Designed by Agile Lab, witboost is a versatile platform that addresses a wide range of sophisticated data engineering challenges. It enables businesses to discover, enhance, and productize their data, fostering the creation of automated data platforms that adhere to the highest standards of data governance. Want to know more about witboost? Check it out here or contact us!
This repository is part of our Starter Kit meant to showcase witboost's integration capabilities and provide a "batteries-included" product.
This project implements a simple Specific Provisioner for Snowflake. After deploying this microservice and configuring witboost to use it, the platform can deploy components of a Data Product that use Snowflake. Supported components are: Output Port, Storage Area.
Refer to the witboost Starter Kit repository for information on the templates that can be used with this Specific Provisioner.
A Specific Provisioner is a microservice which is in charge of deploying components that use a specific technology. When the deployment of a Data Product is triggered, the platform generates it descriptor and orchestrates the deployment of every component contained in the Data Product. For every such component the platform knows which Specific Provisioner is responsible for its deployment, and can thus send a provisioning request with the descriptor to it so that the Specific Provisioner can perform whatever operation is required to fulfill this request and report back the outcome to the platform.
You can learn more about how the Specific Provisioners fit in the broader picture here.
Snowflake is a cloud-based data warehousing platform that provides scalable storage, easy data sharing, and on-demand, near-infinite computing power for processing complex, analytical queries on structured and semi-structured data. It separates compute and storage resources, allowing users to scale and pay for each independently, maximizing efficiency and cost-effectiveness. Learn more about it on the official website.
This microservice is written in Scala 2.13, using Akka HTTP (pre-license change) for the HTTP layer. Communication with Snowflake is handled via the official JDBC driver. Project is built with SBT and supports packaging as JAR, fat-JAR and Docker image, ideal for Kubernetes deployments (which is the preferred option).
Requirements:
- Java 17 (11 works as well)
- SBT
- Node
- Docker (for building images only)
Generating sources: this project uses OpenAPI as standard API specification and the OpenAPI Generator CLI to generate server code from the specification.
In a terminal, install the OpenAPI Generator CLI and run the generateCode
SBT task:
npm install @openapitools/openapi-generator-cli -g
sbt generateCode
Note: the generateCode
SBT task needs to be run again if clean
or similar tasks are executed.
Compiling: is handled by the standard task:
sbt compile
Tests: are handled by the standard task as well:
sbt test
Artifacts & Docker image: the project uses SBT Native Packager for packaging.
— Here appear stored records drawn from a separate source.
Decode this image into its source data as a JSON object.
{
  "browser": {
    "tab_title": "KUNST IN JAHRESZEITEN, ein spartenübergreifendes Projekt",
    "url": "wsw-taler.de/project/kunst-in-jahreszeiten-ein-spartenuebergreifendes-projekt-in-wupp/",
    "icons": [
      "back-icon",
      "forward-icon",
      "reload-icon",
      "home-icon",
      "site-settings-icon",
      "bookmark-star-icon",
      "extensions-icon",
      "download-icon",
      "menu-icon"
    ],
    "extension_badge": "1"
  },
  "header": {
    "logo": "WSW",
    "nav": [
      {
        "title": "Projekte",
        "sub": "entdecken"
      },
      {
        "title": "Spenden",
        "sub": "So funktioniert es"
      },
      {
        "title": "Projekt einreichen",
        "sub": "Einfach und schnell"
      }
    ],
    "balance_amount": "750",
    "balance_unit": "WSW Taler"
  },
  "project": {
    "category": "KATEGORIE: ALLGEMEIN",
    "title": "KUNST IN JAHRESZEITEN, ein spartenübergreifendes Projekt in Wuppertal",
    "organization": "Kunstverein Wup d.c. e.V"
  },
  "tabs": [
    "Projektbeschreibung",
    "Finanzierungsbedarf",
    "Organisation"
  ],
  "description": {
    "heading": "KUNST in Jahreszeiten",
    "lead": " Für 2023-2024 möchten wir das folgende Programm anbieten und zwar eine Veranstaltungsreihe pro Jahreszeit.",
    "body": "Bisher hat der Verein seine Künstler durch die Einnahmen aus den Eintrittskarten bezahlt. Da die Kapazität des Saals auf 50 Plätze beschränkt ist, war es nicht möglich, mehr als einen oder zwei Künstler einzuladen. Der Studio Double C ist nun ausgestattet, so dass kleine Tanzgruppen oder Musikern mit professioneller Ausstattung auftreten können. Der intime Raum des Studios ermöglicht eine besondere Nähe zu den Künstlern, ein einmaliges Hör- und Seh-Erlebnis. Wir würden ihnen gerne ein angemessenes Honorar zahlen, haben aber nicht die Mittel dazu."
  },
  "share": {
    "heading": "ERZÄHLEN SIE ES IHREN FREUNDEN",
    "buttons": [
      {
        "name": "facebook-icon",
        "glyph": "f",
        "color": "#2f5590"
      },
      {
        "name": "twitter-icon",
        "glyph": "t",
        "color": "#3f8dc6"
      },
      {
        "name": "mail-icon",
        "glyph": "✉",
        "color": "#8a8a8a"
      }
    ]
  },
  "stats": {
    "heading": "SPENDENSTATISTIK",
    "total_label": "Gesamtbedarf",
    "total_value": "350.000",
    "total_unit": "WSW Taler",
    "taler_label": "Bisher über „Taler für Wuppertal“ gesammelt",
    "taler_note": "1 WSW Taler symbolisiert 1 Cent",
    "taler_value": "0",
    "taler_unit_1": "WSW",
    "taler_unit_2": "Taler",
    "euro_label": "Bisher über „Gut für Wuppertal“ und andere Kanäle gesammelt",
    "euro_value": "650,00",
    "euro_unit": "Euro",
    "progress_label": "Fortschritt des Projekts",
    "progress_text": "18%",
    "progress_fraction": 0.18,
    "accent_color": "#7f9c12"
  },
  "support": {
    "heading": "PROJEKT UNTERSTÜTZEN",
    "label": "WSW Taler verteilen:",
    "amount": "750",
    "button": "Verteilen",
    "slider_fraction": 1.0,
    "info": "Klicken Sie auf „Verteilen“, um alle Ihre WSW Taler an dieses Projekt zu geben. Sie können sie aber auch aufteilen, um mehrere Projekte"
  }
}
Build artifacts with:
sbt package
The Docker image can be built with:
sbt docker:publishLocal
Note: the version for the project is automatically computed using information gathered from Git, using branch name and tags. Unless you are on a release branch 1.2.x
or a tag v1.2.3
it will end up being 0.0.0
. You can follow this branch/tag convention or update the version computation to match your preferred strategy.
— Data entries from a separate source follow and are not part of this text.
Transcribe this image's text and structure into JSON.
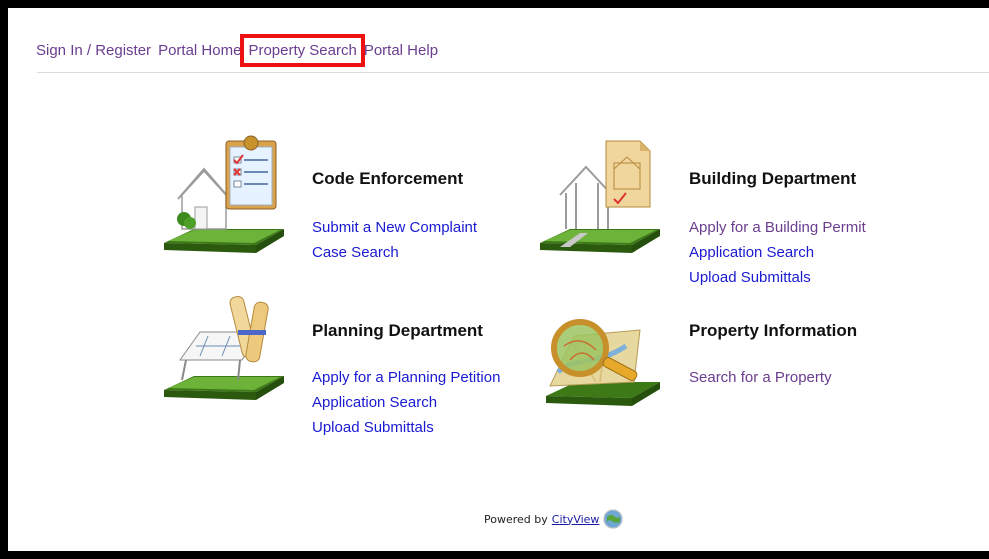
{
  "nav": {
    "items": [
      {
        "label": "Sign In / Register"
      },
      {
        "label": "Portal Home"
      },
      {
        "label": "Property Search"
      },
      {
        "label": "Portal Help"
      }
    ]
  },
  "cards": [
    {
      "title": "Code Enforcement",
      "links": [
        "Submit a New Complaint",
        "Case Search"
      ],
      "icon": "house-clipboard-icon"
    },
    {
      "title": "Building Department",
      "links": [
        "Apply for a Building Permit",
        "Application Search",
        "Upload Submittals"
      ],
      "icon": "house-blueprint-icon"
    },
    {
      "title": "Planning Department",
      "links": [
        "Apply for a Planning Petition",
        "Application Search",
        "Upload Submittals"
      ],
      "icon": "blueprint-scroll-icon"
    },
    {
      "title": "Property Information",
      "links": [
        "Search for a Property"
      ],
      "icon": "map-magnifier-icon"
    }
  ],
  "footer": {
    "powered_by": "Powered by",
    "brand": "CityView"
  },
  "colors": {
    "nav": "#6a3d8f",
    "link_blue": "#1a1ad2",
    "link_purple": "#6a3d8f",
    "highlight": "#e11111"
  }
}
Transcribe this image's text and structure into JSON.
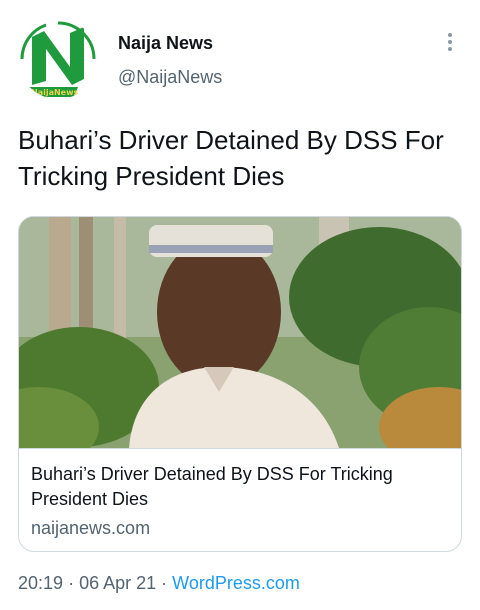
{
  "account": {
    "name": "Naija News",
    "handle": "@NaijaNews",
    "avatar_icon": "naija-news-logo-icon",
    "logo_text": "NaijaNews"
  },
  "tweet": {
    "text": "Buhari’s Driver Detained By DSS For Tricking President Dies"
  },
  "card": {
    "title": "Buhari’s Driver Detained By DSS For Tricking President Dies",
    "domain": "naijanews.com",
    "image_icon": "article-photo"
  },
  "meta": {
    "time": "20:19",
    "separator": "·",
    "date": "06 Apr 21",
    "source": "WordPress.com"
  },
  "colors": {
    "text": "#0f1419",
    "secondary": "#536471",
    "link": "#1d9bf0",
    "border": "#cfd9de",
    "logo_green": "#1f9a3c"
  },
  "icons": {
    "more": "more-vertical-icon"
  }
}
CI/CD: the pipeline is based on GitLab CI as that's what we use internally. It's configured by the .gitlab-ci.yaml
file in the root of the repository. You can use that as a starting point for your customizations.
To run the server locally, use:
sbt generateCode compile run
By default, the server binds to port 8093 on localhost. After it's up and running you can make provisioning requests to this address. You can also check the API documentation served here.
Most application configurations are handled with the Typesafe Config library. You can find the default settings in the reference.conf
and some application.conf
examples in the Helm chart (see below). Customize them and use the config.file
system property or the other options provided by Typesafe Config according to your needs.
Snowflake connection information can be passed in via environment variables or configuration file; the mapping done by default resides in the reference.conf
and is the following:
Setting | Environment Variable |
---|---|
snowflake.user | SNOWFLAKE_USER |
snowflake.password | SNOWFLAKE_PASSWORD |
snowflake.role | SNOWFLAKE_ROLE |
snowflake.account | SNOWFLAKE_ACCOUNT |
snowflake.warehouse | SNOWFLAKE_WAREHOUSE |
snowflake.jdbc-url | JDBC_URL |
snowflake.account-locator-url | SNOWFLAKE_ACCOUNT_LOCATOR_URL |
To clarify, below a detailed explain of how configure your variables. By accessing your Snowflake environment, in the lower left part of the page, you can retrieve these information:
Based on this, you are able to configure your variables simply following the placeholders in the previous image. The only exception is for these two:
- JDBC_URL: is a string composed in this way jdbc:snowflake://[ORGANIZATION]-[ACCOUNT NAME].snowflakecomputing.com. Following the placeholders you can easily create your jdbc string
- SNOWFLAKE_ACCOUNT_LOCATOR_URL: you can retrieve this from the specific button, highlighted in green in the image
Logging is handled with Logback, you can find an example logback.xml
in the Helm chart. Customize it and pass it using the logback.configurationFile
system property.
It's possible to run this microservice with a different role than the administrator user.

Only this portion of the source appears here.